In summary, the incidence of CMV disease was about 4% in both KT and HCT recipients during preemptive therapy. However, some patients receiving preemptive therapy might not be fully evaluated for the diagnosis of CMV diseases and the incidence may be underestimated. CMV retinitis was more frequent in HCT recipients than KT recipients and CMV disease developed as a relapsed infection especially in the HCT recipients receiving prior antiviral therapy. The different patterns of tissue-invasive CMV diseases in KT and HCT recipients implies that preemptive therapy protocol should be adjusted according to the type of transplant. Further studies are needed to reduce the number of failed cases during preemptive therapy.
KEY MESSAGE
1. The incidence rates of cytomegalovirus (CMV) disease were 4.1/100 person-years (4%, 27/664) in kidney transplantation (KT) recipients and 5.0/100 person-years (4%, 21/496) in hematopoietic stem cell transplantation (HCT) recipients during preemptive therapy.

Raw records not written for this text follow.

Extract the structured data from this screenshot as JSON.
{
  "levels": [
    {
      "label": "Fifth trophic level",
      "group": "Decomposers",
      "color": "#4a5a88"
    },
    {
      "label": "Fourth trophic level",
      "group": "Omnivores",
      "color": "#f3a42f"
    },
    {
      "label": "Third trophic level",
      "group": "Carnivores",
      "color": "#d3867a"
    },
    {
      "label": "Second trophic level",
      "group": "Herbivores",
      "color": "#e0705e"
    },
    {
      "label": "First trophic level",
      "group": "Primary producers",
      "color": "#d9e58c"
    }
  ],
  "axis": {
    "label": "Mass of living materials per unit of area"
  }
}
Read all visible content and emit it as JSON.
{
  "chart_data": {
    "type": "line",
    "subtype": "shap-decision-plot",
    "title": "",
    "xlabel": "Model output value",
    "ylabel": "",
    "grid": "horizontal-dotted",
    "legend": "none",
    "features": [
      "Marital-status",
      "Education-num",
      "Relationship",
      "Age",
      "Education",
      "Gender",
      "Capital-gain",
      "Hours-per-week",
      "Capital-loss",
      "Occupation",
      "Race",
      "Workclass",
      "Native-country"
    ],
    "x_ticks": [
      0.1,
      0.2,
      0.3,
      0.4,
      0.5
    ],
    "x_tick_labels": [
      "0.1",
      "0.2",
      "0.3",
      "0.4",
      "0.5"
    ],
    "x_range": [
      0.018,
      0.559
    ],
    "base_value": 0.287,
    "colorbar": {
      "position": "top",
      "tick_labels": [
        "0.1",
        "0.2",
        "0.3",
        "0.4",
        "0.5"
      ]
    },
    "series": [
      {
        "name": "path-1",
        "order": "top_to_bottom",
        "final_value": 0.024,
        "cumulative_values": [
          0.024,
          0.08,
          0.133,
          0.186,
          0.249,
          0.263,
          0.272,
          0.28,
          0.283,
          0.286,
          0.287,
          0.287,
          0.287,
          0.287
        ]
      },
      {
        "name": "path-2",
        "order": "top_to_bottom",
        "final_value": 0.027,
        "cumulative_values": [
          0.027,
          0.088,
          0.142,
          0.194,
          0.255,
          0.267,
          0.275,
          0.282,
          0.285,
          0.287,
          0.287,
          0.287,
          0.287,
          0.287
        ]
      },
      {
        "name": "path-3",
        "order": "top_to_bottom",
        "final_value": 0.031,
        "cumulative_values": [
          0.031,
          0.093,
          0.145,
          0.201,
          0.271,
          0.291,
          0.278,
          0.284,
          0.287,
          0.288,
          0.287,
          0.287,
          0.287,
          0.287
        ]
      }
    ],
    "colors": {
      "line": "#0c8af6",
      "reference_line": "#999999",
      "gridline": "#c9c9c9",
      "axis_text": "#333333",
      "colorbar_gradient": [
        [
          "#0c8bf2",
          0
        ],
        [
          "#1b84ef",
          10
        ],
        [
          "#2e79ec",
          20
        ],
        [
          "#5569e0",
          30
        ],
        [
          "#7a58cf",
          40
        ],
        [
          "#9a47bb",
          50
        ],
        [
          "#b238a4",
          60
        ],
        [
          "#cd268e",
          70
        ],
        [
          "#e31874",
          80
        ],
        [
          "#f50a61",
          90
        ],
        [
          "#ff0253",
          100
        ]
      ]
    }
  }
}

2. CMV disease developed as a relapsed infection especially in the HCT recipients receiving prior antiviral therapy.
3. The different patterns of tissue-invasive CMV diseases in KT and HCT recipients implies that preemptive therapy protocol should be adjusted according to the type of transplant.
Notes
No potential conflict of interest relevant to this article was reported.
Acknowledgements
This study was supported by a grant of the Korea Health Technology R&D Project through Korea Health Industry Development Institute (KHIDI), funded by the Ministry of Health and Welfare, Republic of Korea (grant no. HI15C1763).